10) Ok, spill some of the beans… before Chase was cancelled, it was rumored that the next 4 issue story arc dealt with the JLA. What was it supposed to be about, and do you wish you could do those 4 issues now as a graphic novel? Would it even be possible? 
 
Being the inker, I just know of these issues, not about them. But I am inking a page from issue #10 just specially for D. Curtis Johnson to hang in his home. Who knows, these issues may surface some day. The art was started for issue #10, but never finished.

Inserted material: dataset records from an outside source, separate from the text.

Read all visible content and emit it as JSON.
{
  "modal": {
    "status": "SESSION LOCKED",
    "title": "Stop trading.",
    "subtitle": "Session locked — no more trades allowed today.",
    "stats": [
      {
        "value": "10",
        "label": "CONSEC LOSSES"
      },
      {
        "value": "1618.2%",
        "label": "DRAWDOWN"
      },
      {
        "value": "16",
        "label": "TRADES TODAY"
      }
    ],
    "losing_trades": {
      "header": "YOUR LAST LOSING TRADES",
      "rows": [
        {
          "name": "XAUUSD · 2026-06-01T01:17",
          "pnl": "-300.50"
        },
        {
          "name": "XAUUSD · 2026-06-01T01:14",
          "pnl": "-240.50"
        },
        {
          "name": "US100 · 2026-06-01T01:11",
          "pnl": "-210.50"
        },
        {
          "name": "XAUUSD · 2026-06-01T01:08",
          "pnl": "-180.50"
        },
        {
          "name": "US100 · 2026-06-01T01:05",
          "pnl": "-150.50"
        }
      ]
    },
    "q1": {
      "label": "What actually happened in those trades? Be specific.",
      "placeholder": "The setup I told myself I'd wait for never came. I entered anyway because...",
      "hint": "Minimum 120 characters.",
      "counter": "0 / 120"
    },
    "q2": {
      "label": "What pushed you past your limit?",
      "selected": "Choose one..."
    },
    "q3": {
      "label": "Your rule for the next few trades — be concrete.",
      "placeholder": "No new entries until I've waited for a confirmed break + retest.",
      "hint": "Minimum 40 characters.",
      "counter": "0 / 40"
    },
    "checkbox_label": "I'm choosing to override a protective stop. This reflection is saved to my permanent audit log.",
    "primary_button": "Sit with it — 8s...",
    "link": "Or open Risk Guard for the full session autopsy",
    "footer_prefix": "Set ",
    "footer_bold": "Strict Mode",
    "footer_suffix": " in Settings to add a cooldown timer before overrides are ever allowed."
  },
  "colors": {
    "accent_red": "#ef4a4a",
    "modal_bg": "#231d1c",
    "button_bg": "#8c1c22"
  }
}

11) Excluding your current art partner, who is the one penciller you'd most like to work with in an ideal world? What artist really impresses you and you think could benefit from your inking? 
 
Well, I love Brian Bolland, even though he inks his own work. I also like Alex Meleev and Steve Rude. These are the kind of guys I'd like to work with. 
 
12) What do you like most about the comic book industry? How do you think it can reach out to newer audiences? 
 
It's closest thing to working in the movies! Well, with this new X-Men movie being such a success, this kind of thing always helps bri
nging in new audiences. And a phenomenon like Harry Potter could bring fantasy fans in a roundabout way to comics, too. 
 
13) Can an inker help out with the speed an issue can be completed in?  
 
Yes! Everybody involved can help out. When something slows down any of the steps (writing, pencilling, inking, lettering) this slows down the whole process. 
 
14) Has the Internet helped raise awareness for your art team? You guys have a website, correct?  
 
The Internet has been a great tool in bringing us a little extra exposure. We have a website: http://members.aol.com/JHnMick/comics.html And J.H. is just starting up another one, which will be linked with mine. 
 
15) Excluding Promethea, do you have a dream project that you can't wait to get approval on? 
 
Right now, the most exciting thing I can think of would be me and J.H. being involved in a Batman Black and White story. I think J.H.'s style lends so well to black and white art and we've only done one little project like that.  It was in The Big Book Of The Unexplained (Paradox Press). 
 
16) Online comics: future or fad? Where do you think inkers fit in? 
 
There may be a future for it, but there will always be people who want to hold a paper product in their hands. Comics are a collectible medium. You can't collect a computer file. I think there's even room for inkers in online comics, but a little less of a need. 
 
17) In Promethea #7, José Villarubia added some interesting photorealistic computerized art to the book. What do you think about the future of computer-based art?  
 
Computer-based art is awesome! José just showed us that. I've seen some really good, but I've seen some really BAD, too. The computer is just a tool, like a brush. If you don't know anything about art, then the computer won't help you.  
 
18) Are you a Coke, Pepsi or other drinker? (saying "Slushies" may earn brownie points, but you have to specify a flavor) 
 
Vodka slushies... just kidding! Don't drink, kids! I like JOLT!!! Caffeine ZOMBIE!!! 
 
19) Have you read any good books lately? Anything that you'd like to see adapted to comics or film? 
 
Good books I've recently read include: Rave On (a biography on Buddy Holly by Phillip Norman), The Bhagavad Gita (the Hindu scriptures), The Essential Rumi (my favorite poet). A movie adaptation of Promethea would be great!!! 
 
20) Do you have any advice for any budding new inkers? 
 
Don't give up. It took me 8 years to really get my confidence level up to where I am now. This is needed to be able to get what they call the "snap" to your line. Get all the criticism you can, good or bad, and weigh it accordingly. Assist an established inker in the business. I can't stress this enough! This gave me so many chances to learn what I needed. Do it every day... and inking, too.

Thank you Mick for letting us turn your brain to Slush.